Zum Leistungsumfang des neuen Labors gehören Strukturprüfungen, Korrosions- und Haltbarkeitsbewertungen sowie Umweltsimulationen unter extremen Bedingungen. Zudem sind nach Angaben von TÜV Rheinland Ermüdungs- und Lebensdauerprüfungen für kritische Automobilkomponenten sowie Materialanalysen für Metalle und Polymere möglich. „Unsere Investition in das Automotive Component Testing Laboratory in Manesar unterstreicht das langfristige strategische Engagement von TÜV Rheinland in Indien als wichtigem Wachstumsmarkt”, so Dr. Matthias Schubert, Executive Vice President Mobility bei TÜV Rheinland, anlässlich der Eröffnung. „Der Mobilitätssektor befindet sich in einem tiefgreifenden Wandel. Das neue Labor ermöglicht uns, Hersteller mit fortschrittlichen Prüfkapazitäten zu unterstützen, die die Einhaltung von Vorschriften sicherstellen und Innovation, Sicherheit und globale Wettbewerbsfähigkeit fördern.“
Die strategisch günstige Lage des ACT Labs in Manesar bietet laut den Verantwortlichen zudem beste Voraussetzungen für eine weitere Expansion. Rajendra Kisanrao Bandal, Vice President Mobility bei TÜV Rheinland India, betont: „Diese Einrichtung ist mehr als ein herkömmliches Prüflabor – sie ist eine Plattform für Zusammenarbeit und Innovation.“ „Damit können wir nicht nur auf die Entwicklung des Marktes reagieren, sondern auch die Standards des Mobilitätsökosystems von morgen mitgestalten“, ergänzt Thomas Quernheim, Senior Vice President Mobility bei TÜV Rheinland.

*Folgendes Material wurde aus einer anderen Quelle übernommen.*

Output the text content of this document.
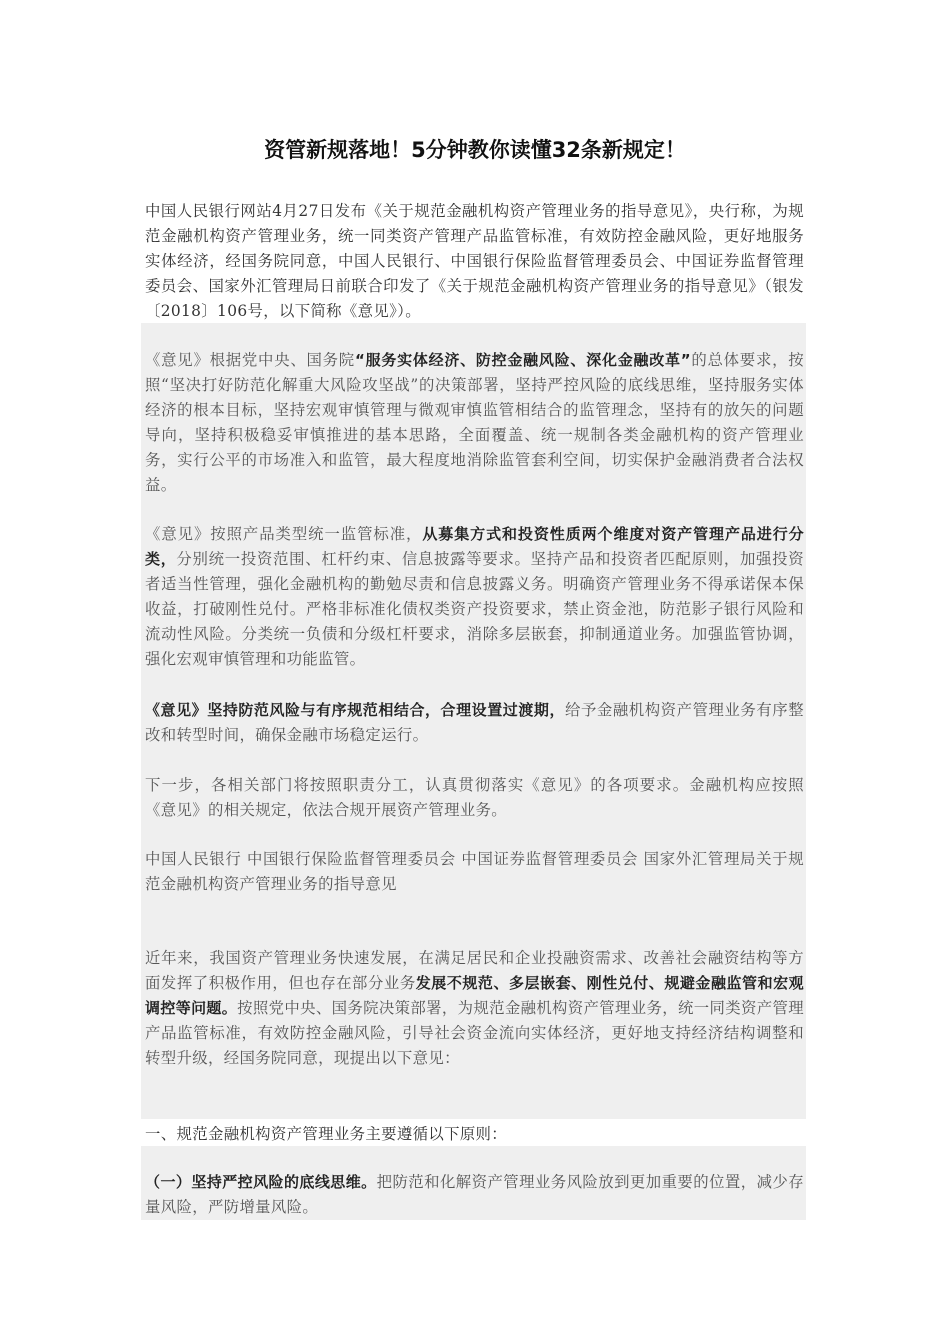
资管新规落地！5分钟教你读懂32条新规定！
中国人民银行网站4月27日发布《关于规范金融机构资产管理业务的指导意见》，央行称，为规范金融机构资产管理业务，统一同类资产管理产品监管标准，有效防控金融风险，更好地服务实体经济，经国务院同意，中国人民银行、中国银行保险监督管理委员会、中国证券监督管理委员会、国家外汇管理局日前联合印发了《关于规范金融机构资产管理业务的指导意见》（银发〔2018〕106号，以下简称《意见》）。
《意见》根据党中央、国务院“服务实体经济、防控金融风险、深化金融改革”的总体要求，按照“坚决打好防范化解重大风险攻坚战”的决策部署，坚持严控风险的底线思维，坚持服务实体经济的根本目标，坚持宏观审慎管理与微观审慎监管相结合的监管理念，坚持有的放矢的问题导向，坚持积极稳妥审慎推进的基本思路，全面覆盖、统一规制各类金融机构的资产管理业务，实行公平的市场准入和监管，最大程度地消除监管套利空间，切实保护金融消费者合法权益。
《意见》按照产品类型统一监管标准，从募集方式和投资性质两个维度对资产管理产品进行分类，分别统一投资范围、杠杆约束、信息披露等要求。坚持产品和投资者匹配原则，加强投资者适当性管理，强化金融机构的勤勉尽责和信息披露义务。明确资产管理业务不得承诺保本保收益，打破刚性兑付。严格非标准化债权类资产投资要求，禁止资金池，防范影子银行风险和流动性风险。分类统一负债和分级杠杆要求，消除多层嵌套，抑制通道业务。加强监管协调，强化宏观审慎管理和功能监管。
《意见》坚持防范风险与有序规范相结合，合理设置过渡期，给予金融机构资产管理业务有序整改和转型时间，确保金融市场稳定运行。
下一步，各相关部门将按照职责分工，认真贯彻落实《意见》的各项要求。金融机构应按照《意见》的相关规定，依法合规开展资产管理业务。
中国人民银行 中国银行保险监督管理委员会 中国证券监督管理委员会 国家外汇管理局关于规范金融机构资产管理业务的指导意见
近年来，我国资产管理业务快速发展，在满足居民和企业投融资需求、改善社会融资结构等方面发挥了积极作用，但也存在部分业务发展不规范、多层嵌套、刚性兑付、规避金融监管和宏观调控等问题。按照党中央、国务院决策部署，为规范金融机构资产管理业务，统一同类资产管理产品监管标准，有效防控金融风险，引导社会资金流向实体经济，更好地支持经济结构调整和转型升级，经国务院同意，现提出以下意见：
一、规范金融机构资产管理业务主要遵循以下原则：
（一）坚持严控风险的底线思维。把防范和化解资产管理业务风险放到更加重要的位置，减少存量风险，严防增量风险。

TÜV Rheinland mit kräftigem Umsatzplus 2025
Kürzlich hat das Unternehmen auch Bilanz für das Geschäftsjahr 2025 gezogen. Ein Gesamtumsatz von 2,98 Milliarden Euro bedeutet eine Steigerung von 9,7 Prozent gegenüber 2024. Mehr als die Hälfte dieses Umsatzes erwirtschaftete die in Köln ansässige Prüforganisation außerhalb Deutschlands. Nach Aussage der Verantwortlichen konnten alle vier Geschäftsbereiche zulegen, wobei sich der jeweilige Anteil am Gesamtumsatz wie folgt darstellt:
- Industrie Service & Cybersecurity: 28,5 Prozent
- Mobilität: 27 Prozent
- Produkte: 24,9 Prozent
- People & Business Assurance: 19,7 Prozent
Darüber hinaus verbesserte TÜV Rheinland auch sein Betriebsergebnis (242 Millionen Euro; +12,5 Prozent) sowie die EBIT-Marge (8,1 Prozent). Bereinigt um Sondereffekte lagen die Werte bei 268 Millionen Euro respektive 9 Prozent. „Wir haben unsere finanziellen Ziele für 2025 nicht nur erreicht, sondern in vielen Bereichen übertroffen. Das gibt uns die Stabilität, auch in einem herausfordernden wirtschaftlichen Umfeld weiter zu wachsen“, resümiert Philipp Kortüm, Vorstand Finanzen der TÜV Rheinland AG. Zum Jahresende 2025 beschäftigte das Unternehmen weltweit 28.550 Mitarbeitende und damit etwa 1.500 mehr als noch im Vorjahr. Etwa 1.200 Stellen sind aktuell unbesetzt, darunter auch rund 400 in Deutschland. Wie auch die Konkurrenz von der Dekra sucht TÜV Rheinland dabei insbesondere Ingenieurinnen und Ingenieure sowie Fachkräfte für technische Berufe.